116 3rd St SE
Cedar Rapids, Iowa 52401
In mid September, nine young students gathered in the Newbo District for the first meeting of Cedar Rapids’ Girls Who Code club.
The group is designed to tackle the growing gender gap in Computer Science. While 37 percent of computer scientists were female identifying in 1995, today the American Association of University Women says the number has shrunken to 20 percent.
“There are a lot of complicated reasons around this drop off, but one thing we’re trying to address is early exposure, encouragement, community, and support,” said Samantha Dahlby, director of K-12 education at NewBoCo.
“One of the big factors that is a part of this problem is that students who are female-identifying are not encouraged to pursue computer science as often as boys are.”
Dahlby says addressing that gap is a crucial part of NewBoCo’s work to ensure equitable access to computer science education, and it’s why NewBoCo partnered with BAE Systems to start a Girls Who Code club in Cedar Rapids.
“I really enjoy that we can find gaps that exist in our community, region, and state and we can develop or partner to create programs that address those gaps,” Dahlby said.

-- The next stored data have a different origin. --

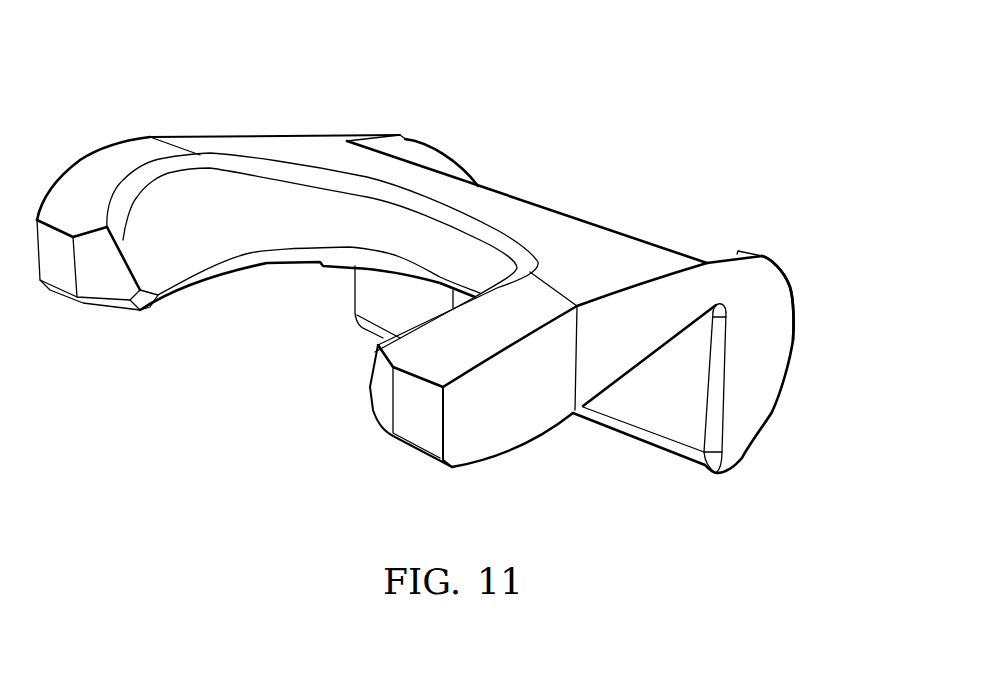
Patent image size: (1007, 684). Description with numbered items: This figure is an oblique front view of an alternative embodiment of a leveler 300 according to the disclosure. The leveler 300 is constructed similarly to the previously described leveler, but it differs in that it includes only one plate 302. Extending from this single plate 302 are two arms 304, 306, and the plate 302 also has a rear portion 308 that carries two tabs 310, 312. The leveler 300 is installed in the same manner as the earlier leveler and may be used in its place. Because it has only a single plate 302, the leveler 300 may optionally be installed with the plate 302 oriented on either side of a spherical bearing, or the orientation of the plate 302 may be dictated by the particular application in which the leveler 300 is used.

The leveler 300 is at (449, 267).
The plate 302 is at (207, 130).
The arm 304 is at (70, 298).
The arm 306 is at (440, 466).
The rear portion 308 is at (719, 362).
The tab 310 is at (448, 150).
The tab 312 is at (795, 291).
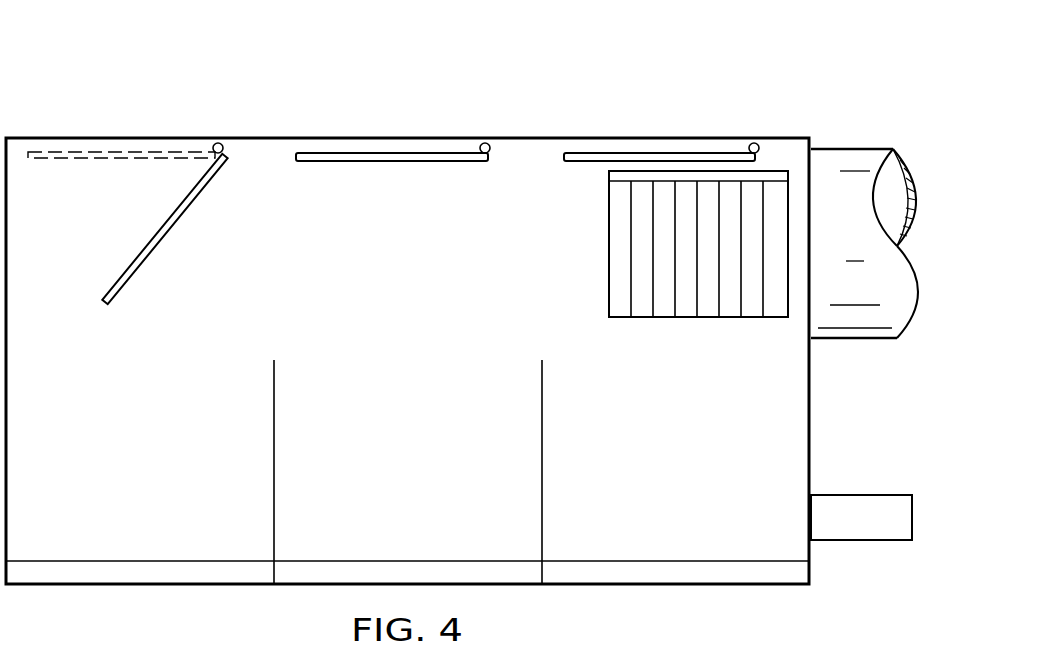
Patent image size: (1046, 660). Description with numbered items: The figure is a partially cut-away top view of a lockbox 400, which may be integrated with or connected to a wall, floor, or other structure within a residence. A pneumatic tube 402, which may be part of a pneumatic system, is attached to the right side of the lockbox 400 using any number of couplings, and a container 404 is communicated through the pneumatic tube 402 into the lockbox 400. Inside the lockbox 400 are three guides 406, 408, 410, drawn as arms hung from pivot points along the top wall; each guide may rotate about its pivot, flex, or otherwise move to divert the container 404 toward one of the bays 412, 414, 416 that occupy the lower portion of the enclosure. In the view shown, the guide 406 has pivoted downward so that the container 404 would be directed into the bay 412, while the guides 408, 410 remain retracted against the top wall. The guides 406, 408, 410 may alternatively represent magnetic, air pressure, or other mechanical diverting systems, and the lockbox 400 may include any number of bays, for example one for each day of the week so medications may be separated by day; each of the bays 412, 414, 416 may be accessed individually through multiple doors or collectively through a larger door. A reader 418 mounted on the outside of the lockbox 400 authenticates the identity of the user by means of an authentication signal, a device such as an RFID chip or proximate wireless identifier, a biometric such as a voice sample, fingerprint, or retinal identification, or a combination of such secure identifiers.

The lockbox 400 is at (150, 112).
The pneumatic tube 402 is at (855, 148).
The container 404 is at (710, 318).
The guide 406 is at (171, 228).
The guide 408 is at (391, 163).
The guide 410 is at (572, 163).
The bay 412 is at (162, 497).
The bay 414 is at (429, 497).
The bay 416 is at (698, 497).
The reader 418 is at (862, 541).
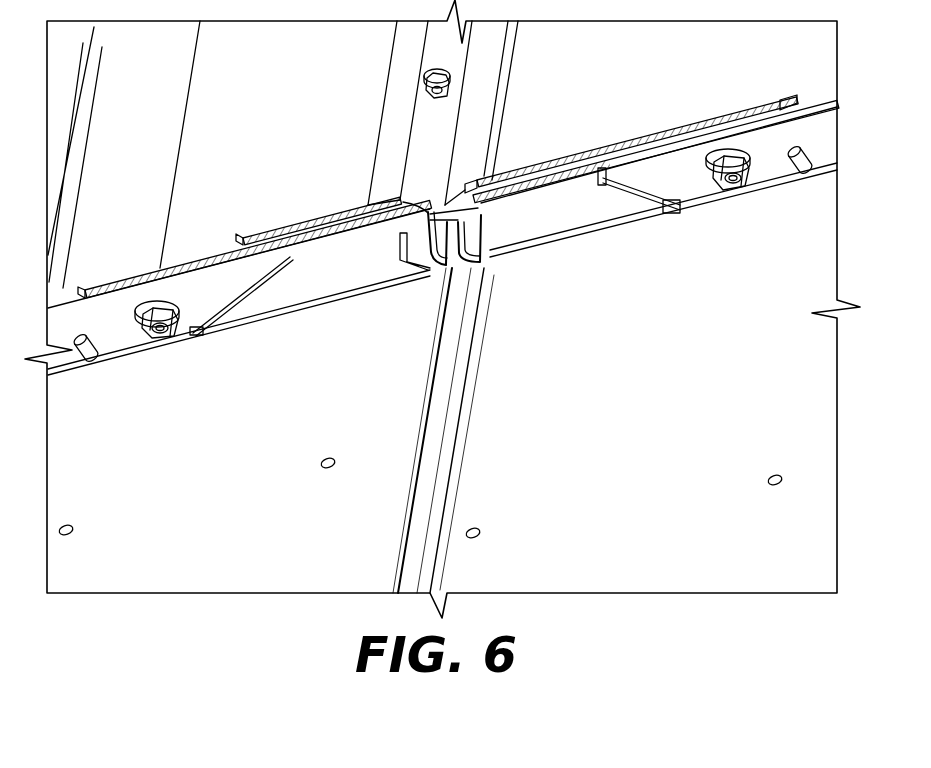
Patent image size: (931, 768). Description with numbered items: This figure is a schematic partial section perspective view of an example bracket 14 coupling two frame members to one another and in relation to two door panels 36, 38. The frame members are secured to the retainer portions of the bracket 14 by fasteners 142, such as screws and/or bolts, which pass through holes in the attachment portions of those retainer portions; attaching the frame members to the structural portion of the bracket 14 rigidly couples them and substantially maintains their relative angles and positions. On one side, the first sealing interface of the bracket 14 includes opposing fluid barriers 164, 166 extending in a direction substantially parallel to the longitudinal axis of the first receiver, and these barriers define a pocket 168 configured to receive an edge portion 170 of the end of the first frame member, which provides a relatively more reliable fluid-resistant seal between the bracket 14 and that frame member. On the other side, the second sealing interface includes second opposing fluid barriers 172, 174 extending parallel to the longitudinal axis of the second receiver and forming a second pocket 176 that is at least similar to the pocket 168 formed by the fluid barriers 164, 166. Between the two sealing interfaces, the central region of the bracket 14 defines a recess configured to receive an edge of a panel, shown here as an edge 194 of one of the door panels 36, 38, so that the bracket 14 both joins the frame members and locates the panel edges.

The bracket 14 is at (527, 212).
The door panel 36 is at (640, 279).
The door panel 38 is at (302, 372).
The fasteners 142 is at (163, 305).
The fluid barrier 164 is at (600, 150).
The fluid barrier 166 is at (603, 180).
The pocket 168 is at (603, 170).
The edge portion 170 is at (672, 147).
The second fluid barrier 172 is at (383, 202).
The second fluid barrier 174 is at (283, 262).
The second pocket 176 is at (282, 248).
The edge 194 is at (457, 262).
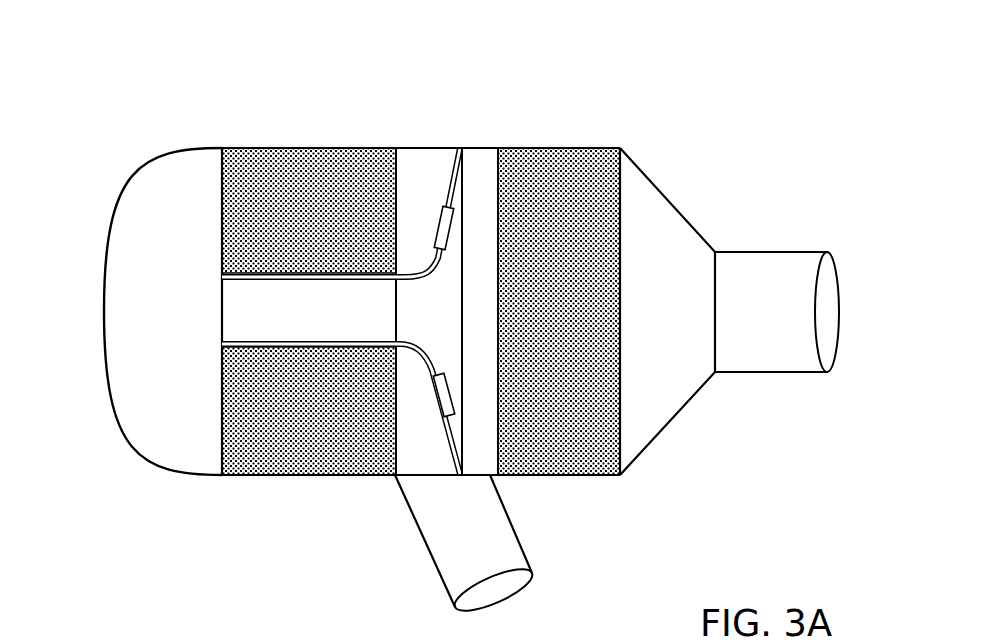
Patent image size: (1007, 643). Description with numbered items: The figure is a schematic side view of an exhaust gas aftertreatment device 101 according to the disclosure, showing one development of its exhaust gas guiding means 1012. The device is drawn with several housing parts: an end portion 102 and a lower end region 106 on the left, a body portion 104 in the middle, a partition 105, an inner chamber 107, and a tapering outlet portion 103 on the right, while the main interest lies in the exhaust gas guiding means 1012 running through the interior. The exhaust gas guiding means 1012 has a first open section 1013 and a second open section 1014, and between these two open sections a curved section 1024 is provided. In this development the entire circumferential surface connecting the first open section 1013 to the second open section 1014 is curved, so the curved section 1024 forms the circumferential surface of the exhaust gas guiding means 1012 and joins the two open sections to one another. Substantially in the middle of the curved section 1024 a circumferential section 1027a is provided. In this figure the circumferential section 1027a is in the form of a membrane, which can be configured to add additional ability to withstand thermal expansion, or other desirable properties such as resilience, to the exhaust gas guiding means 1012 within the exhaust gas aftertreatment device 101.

Girls Who Code is a national not-for-profit working to change the gender gap in computer science.
The organization provides curriculum for volunteers and educational organizations to launch a Girls Who Code club in their community.
So far, 450,000 students have joined a club, including nine students from Cedar Rapids.
Every club meeting follows a similar format. The girls start off with a “sisterhood” activity, designed to help club members get to know each other and build up community.
From there, they read a chapter from a Girls Who Code book, covering anything from the history of computing to influential women in tech.
After this, students tackle a creative coding challenge, such as creating a project about themselves in the Scratch program.
To end the meeting, the students share their successes from the day, celebrate their failures and talk about what they want to do next.
All lessons are facilitated by mentors and leaders from NewBoCo and BAE Systems.
“Early exposure to coding through NewBoCo’s Girls Who Code club empowers girls in STEM and puts them on a technology career path,” said Jade Groen, director of program management at BAE Systems’ Electronic Systems sector.
“The program’s focus on our future female innovators to be problem solvers for themselves and the community is essential to the future of Cedar Rapids.”
While local students have now been working for several months as Girls Who Code club members, Dahlby said it’s only the beginning for NewBoCo’s work with the organization.
“We want to see this expand,” she said. “These clubs can be hosted anywhere.
“We want to be a resource to anyone looking to set up their own chapter, and we want to increase participation in ours.”